2) Each cores values are written to chip and are then used to interpolate voltage required at any given operational point.
During operation, largest requested value is selected out of active cores, so if a chip has a lemon core that cannot do 53x without 0.05V more than best core ( but would work perfectly @ 5ghz at same low voltage as others) => bad for you.
So at any point other than 48x or 53x we are at huge disadvantage already and 50x is esp hurt since it is far away from 53x, and yet quality of chip at peak frequency determined how much power it will eat at lower freq.
Later on after this voltage is decided by interpolation @50x, the usual guard bands for AVX, for motherboard VRM quality and so on are added and we arrive at ridiculous voltage that has nothing to do what this particular chip would really need on this frequency. Then feedback loop of TVB happens where chips voltage gets corrected by raising temperature to keep it stable.

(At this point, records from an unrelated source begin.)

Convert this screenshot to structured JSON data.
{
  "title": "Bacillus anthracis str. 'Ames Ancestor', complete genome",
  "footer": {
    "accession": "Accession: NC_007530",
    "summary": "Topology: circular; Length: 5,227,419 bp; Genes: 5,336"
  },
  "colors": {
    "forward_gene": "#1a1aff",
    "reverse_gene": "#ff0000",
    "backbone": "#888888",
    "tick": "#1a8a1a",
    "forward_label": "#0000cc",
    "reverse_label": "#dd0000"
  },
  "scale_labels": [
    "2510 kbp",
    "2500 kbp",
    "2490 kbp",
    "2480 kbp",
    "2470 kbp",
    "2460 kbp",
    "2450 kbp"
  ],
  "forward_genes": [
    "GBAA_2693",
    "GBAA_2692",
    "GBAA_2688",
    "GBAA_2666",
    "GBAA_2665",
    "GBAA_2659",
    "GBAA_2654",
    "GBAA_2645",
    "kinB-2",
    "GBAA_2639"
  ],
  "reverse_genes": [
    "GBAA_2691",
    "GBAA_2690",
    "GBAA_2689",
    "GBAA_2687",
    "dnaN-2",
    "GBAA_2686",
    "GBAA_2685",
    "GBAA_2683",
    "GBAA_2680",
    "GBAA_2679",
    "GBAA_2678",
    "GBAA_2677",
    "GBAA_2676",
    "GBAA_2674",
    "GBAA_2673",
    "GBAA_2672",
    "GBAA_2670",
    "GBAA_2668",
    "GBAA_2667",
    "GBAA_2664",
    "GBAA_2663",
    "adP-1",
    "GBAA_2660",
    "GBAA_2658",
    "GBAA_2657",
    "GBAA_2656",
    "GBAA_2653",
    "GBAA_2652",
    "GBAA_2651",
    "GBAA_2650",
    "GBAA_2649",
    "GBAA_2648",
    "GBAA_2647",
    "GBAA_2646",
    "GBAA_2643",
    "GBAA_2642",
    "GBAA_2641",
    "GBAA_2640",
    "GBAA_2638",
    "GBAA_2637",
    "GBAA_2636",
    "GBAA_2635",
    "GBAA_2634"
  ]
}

Power usage goes ballistic, freq is dropped, but temps are stuck high, so is TVB correction, further inefficient points are selected and chip will eventually settle down on
48-49 if load is low enough or drop down to
42-43 if it is brutal as shown by ComputerBase in Your article.
Back to our original discussion -> 5ghz is just a point I happen to be running, it is in no way in most efficient part of operation for GC core in 4-5ghz range. But ballpark figure is that Intel would need ~15W @ 5Ghz to run CB23 for GC cores and we will see how much AMD will need. I am running 5950x 4.4ghz in low 1.1x regime, so we'll see how 7950x will do.